И, лукаво посмеиваясь, он вытянулся на кресле во весь свой богатырский рост, закинул руки за голову, смежил очи и почти моментально заснул, с хитрою улыбкою на губах.
Утром, проснувшись под Вишерою, слышу громкую беседу. Говорили вчерашний спутник со «златницею» и новый пассажир, севший ночью где-то на промежуточной станции, — юный, упитанный щеголёк, с очень хорошими, барственными манерами. Первое, что привлекло моё внимание, когда я осматривал пришельца, — точь-в-точь такой же брелок-златница, что и у Жряхова, эффектно вывешенный на цветном жилете. Жряхов пучил глаза на златницу незнакомца, видимо недоумевающий и сбитый с толку.
— Позвольте-с, — гудел его густой голос, — вы слово, честное дворянское слово даёте мне, что вы не из Жряховых?
— Странный вы человек! — отзывался ему весёлый тенор, — говорю же вам: Ергаев Вадим, Ергаев моя фамилия, а с Жряховыми ничего общего не имею.
— Непостижимо!
— Слыхал, что есть такие помещики в нашем уезде. Только из них никто уже в этом именьи не живёт. Купец какой-то арендует.
— Верно-с… Но в таком случае… удивительно-с!.. Откуда же это у вас?.. Быть не может!.. Удивительно!
Бормоча такие бестолковые восклицания, Жряхов продолжал таращиться на юношу, облизывал губы языком, щипал себя за усы, воздымал плечи к ушам, — вообще, видимо, сгорал от нетерпеливого любопытства пред какою-то сомнительною загадкою или мистификацией… И, наконец, вдруг выпалил густым басом, глядя пассажиру прямо в глаза:
— Стало быть, Клавдия-то Карловна жива ещё?
Юноша удивлённо раскрыл рот, странно дрыгнул ножкою и протянул медлительно и в нос:
— Жи-и-ива… А вы её знаете?
— Гм… знаю ли я её? — с ожесточением и даже как бы обидясь. воскликнул Жряхов. — Кому же её н знать, как не мне? Ивану Жряхову?! Всем нам, Жряховым, благодетельница, пуще матери родной!.. Да! я могу её знать! Клавдия Карловна нашего времени человек. Но вот, как вы её изволите знать, — это, признаюсь, мне весьма удивительно: ведь ей, по самому дамскому счёту, сейчас за пятьдесят… Куда! к шестидесяти близко!..
Юноша опять конфузливо дрыгнул ножкою и, слегка усилив розовые краски на своём сытом личике, возразил:
— Неужели? Я бы ей и сорока не дал. Удивительно сохранилась!
Жряхов внезапно фыркнул и закатился смехом. Глядя на него, засмеялся и — сначала изумлённый и даже готовый обидеться — юноша.

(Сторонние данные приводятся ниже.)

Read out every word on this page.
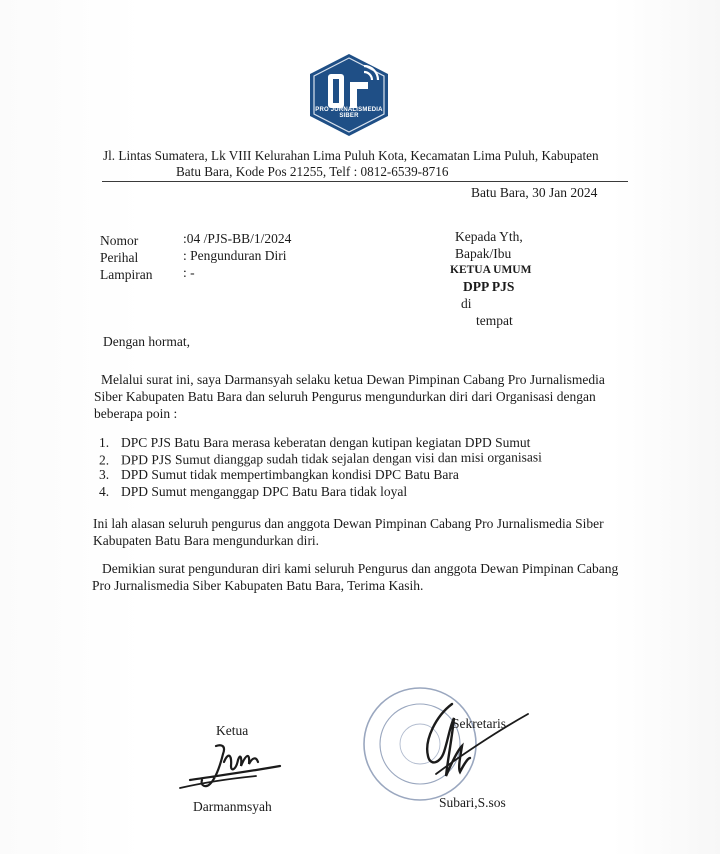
PRO JURNALISMEDIA SIBER
Jl. Lintas Sumatera, Lk VIII Kelurahan Lima Puluh Kota, Kecamatan Lima Puluh, Kabupaten
Batu Bara, Kode Pos 21255, Telf : 0812-6539-8716
Batu Bara, 30 Jan 2024
Nomor	:04 /PJS-BB/1/2024
Perihal	: Pengunduran Diri
Lampiran : -
Kepada Yth,
Bapak/Ibu
KETUA UMUM
DPP PJS
di
tempat
Dengan hormat,
Melalui surat ini, saya Darmansyah selaku ketua Dewan Pimpinan Cabang Pro Jurnalismedia
Siber Kabupaten Batu Bara dan seluruh Pengurus mengundurkan diri dari Organisasi dengan
beberapa poin :
1. DPC PJS Batu Bara merasa keberatan dengan kutipan kegiatan DPD Sumut
2. DPD PJS Sumut dianggap sudah tidak sejalan dengan visi dan misi organisasi
3. DPD Sumut tidak mempertimbangkan kondisi DPC Batu Bara
4. DPD Sumut menganggap DPC Batu Bara tidak loyal
Ini lah alasan seluruh pengurus dan anggota Dewan Pimpinan Cabang Pro Jurnalismedia Siber
Kabupaten Batu Bara mengundurkan diri.
Demikian surat pengunduran diri kami seluruh Pengurus dan anggota Dewan Pimpinan Cabang
Pro Jurnalismedia Siber Kabupaten Batu Bara, Terima Kasih.
Ketua
Darmanmsyah
Sekretaris
Subari,S.sos
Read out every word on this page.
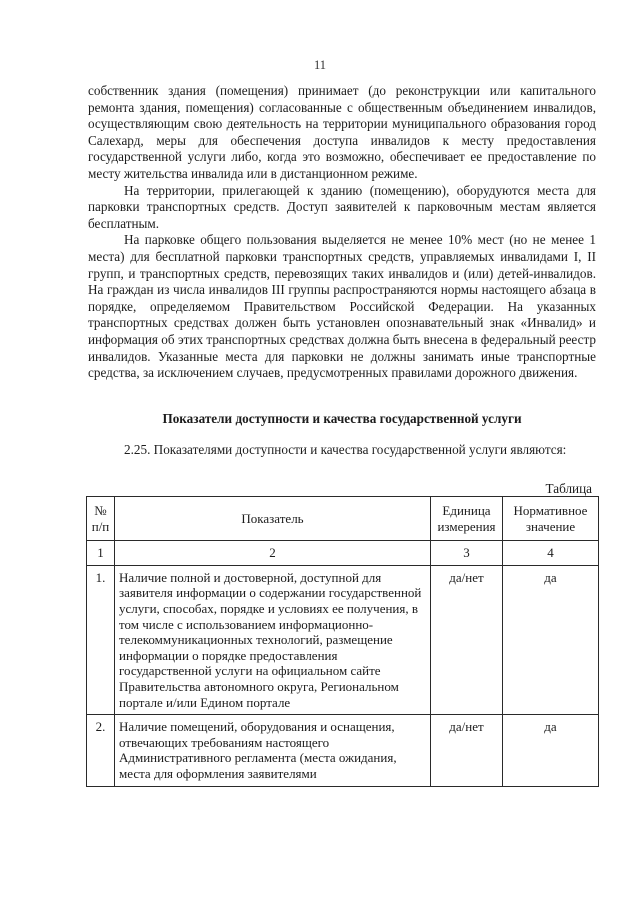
11

собственник здания (помещения) принимает (до реконструкции или капитального ремонта здания, помещения) согласованные с общественным объединением инвалидов, осуществляющим свою деятельность на территории муниципального образования город Салехард, меры для обеспечения доступа инвалидов к месту предоставления государственной услуги либо, когда это возможно, обеспечивает ее предоставление по месту жительства инвалида или в дистанционном режиме.

На территории, прилегающей к зданию (помещению), оборудуются места для парковки транспортных средств. Доступ заявителей к парковочным местам является бесплатным.

На парковке общего пользования выделяется не менее 10% мест (но не менее 1 места) для бесплатной парковки транспортных средств, управляемых инвалидами I, II групп, и транспортных средств, перевозящих таких инвалидов и (или) детей-инвалидов. На граждан из числа инвалидов III группы распространяются нормы настоящего абзаца в порядке, определяемом Правительством Российской Федерации. На указанных транспортных средствах должен быть установлен опознавательный знак «Инвалид» и информация об этих транспортных средствах должна быть внесена в федеральный реестр инвалидов. Указанные места для парковки не должны занимать иные транспортные средства, за исключением случаев, предусмотренных правилами дорожного движения.

Показатели доступности и качества государственной услуги
2.25. Показателями доступности и качества государственной услуги являются:
Таблица
№ п/п	Показатель	Единица измерения	Нормативное значение
1	2	3	4
1.	Наличие полной и достоверной, доступной для заявителя информации о содержании государственной услуги, способах, порядке и условиях ее получения, в том числе с использованием информационно-телекоммуникационных технологий, размещение информации о порядке предоставления государственной услуги на официальном сайте Правительства автономного округа, Региональном портале и/или Едином портале	да/нет	да
2.	Наличие помещений, оборудования и оснащения, отвечающих требованиям настоящего Административного регламента (места ожидания, места для оформления заявителями	да/нет	да
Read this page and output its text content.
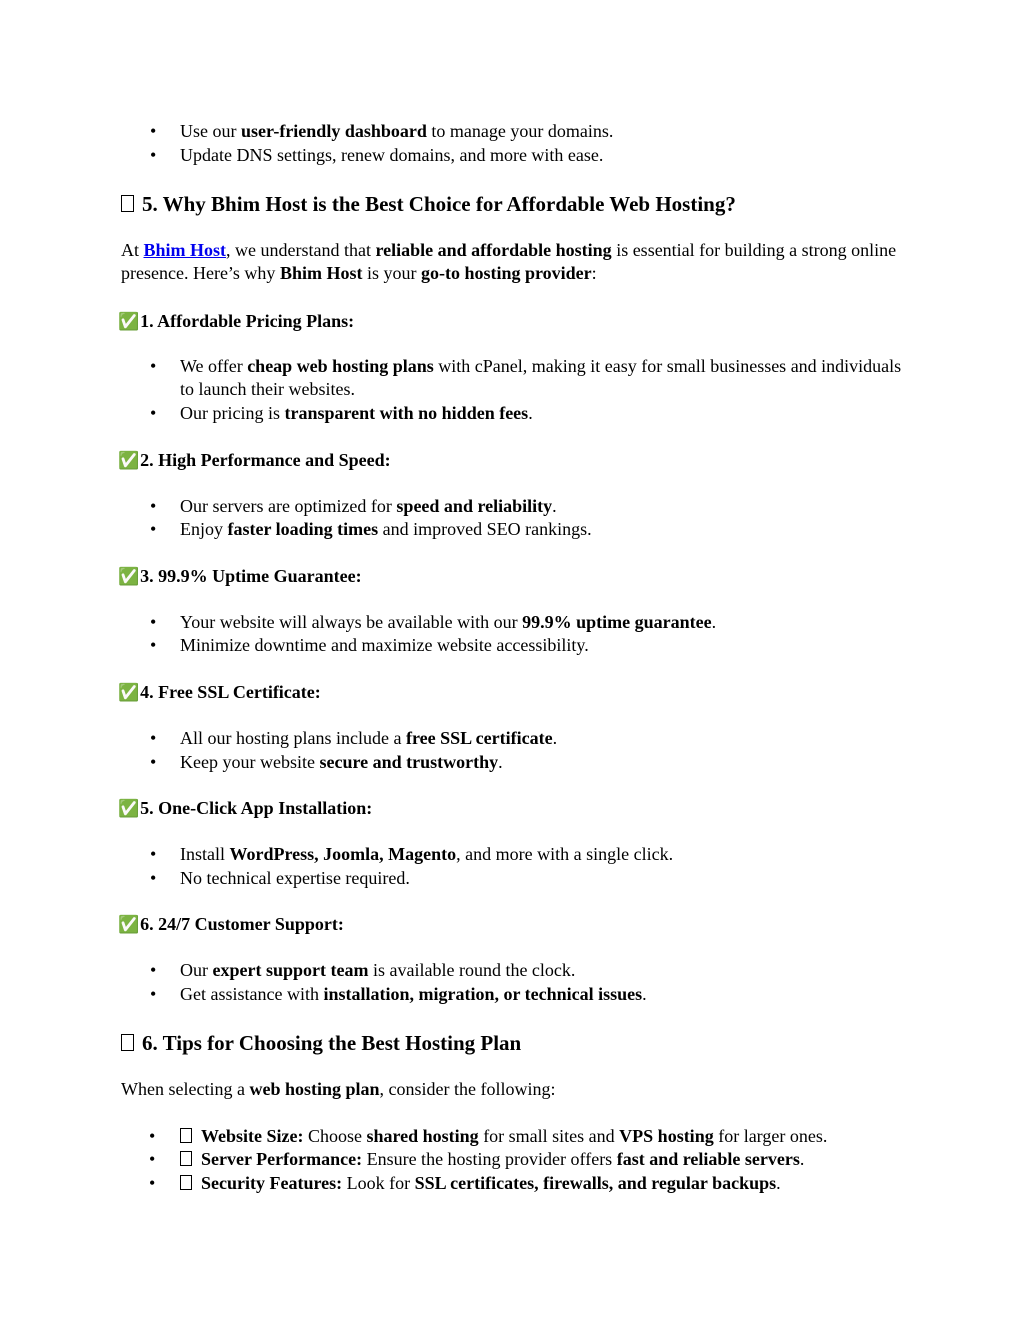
• Use our user-friendly dashboard to manage your domains.

• Update DNS settings, renew domains, and more with ease.

5. Why Bhim Host is the Best Choice for Affordable Web Hosting?

At Bhim Host, we understand that reliable and affordable hosting is essential for building a strong online presence. Here’s why Bhim Host is your go-to hosting provider:

✅1. Affordable Pricing Plans:

• We offer cheap web hosting plans with cPanel, making it easy for small businesses and individuals to launch their websites.

• Our pricing is transparent with no hidden fees.

✅2. High Performance and Speed:

• Our servers are optimized for speed and reliability.

• Enjoy faster loading times and improved SEO rankings.

✅3. 99.9% Uptime Guarantee:

• Your website will always be available with our 99.9% uptime guarantee.

• Minimize downtime and maximize website accessibility.

✅4. Free SSL Certificate:

• All our hosting plans include a free SSL certificate.

• Keep your website secure and trustworthy.

✅5. One-Click App Installation:

• Install WordPress, Joomla, Magento, and more with a single click.

• No technical expertise required.

✅6. 24/7 Customer Support:

• Our expert support team is available round the clock.

• Get assistance with installation, migration, or technical issues.

6. Tips for Choosing the Best Hosting Plan

When selecting a web hosting plan, consider the following:

• Website Size: Choose shared hosting for small sites and VPS hosting for larger ones.

• Server Performance: Ensure the hosting provider offers fast and reliable servers.

• Security Features: Look for SSL certificates, firewalls, and regular backups.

— О… о… от неё? — с трудом пересиливая смех, выговорил Жряхов, коснувшись указательным перстом златницы спутника. Тот неопределённо пожал плечами. Жряхов залился ещё пуще.
— А говорили… ничего общего!.. — лепетал он, вытирая выступившие слёзы, — нет, батюшка! Кто сим отмечен, в том… хо-хо-хо!.. стало быть, есть жряховское! есть! Хо-хо-хо! Фармазоны! Так сохранилась, говорите? Ах, чёрт её подери!
— Клавдия Карловна — препочтенная дама, — серьёзно сказал юноша. — В нашем захолустье она просто — феникс. Мы бы погибли, спились без неё. Ведь от этой провинциальной скуки чёрт знает, до чего можно дойти. Хоть пулю в лоб — иной раз, а вот Заст на кухаркиной сестре спьяну женился. Скажу вам откровенно: без Клавдии Карловны я сам не знаю, что со мною было бы… Из университета я удалён за «историю», приехал под надзор, тоска, хандра, не до работы, кругом пьянство, разврат, — ну, знаете, с волками жить по-волчьи выть… пропал бы, кабы не Клавдия Карловна.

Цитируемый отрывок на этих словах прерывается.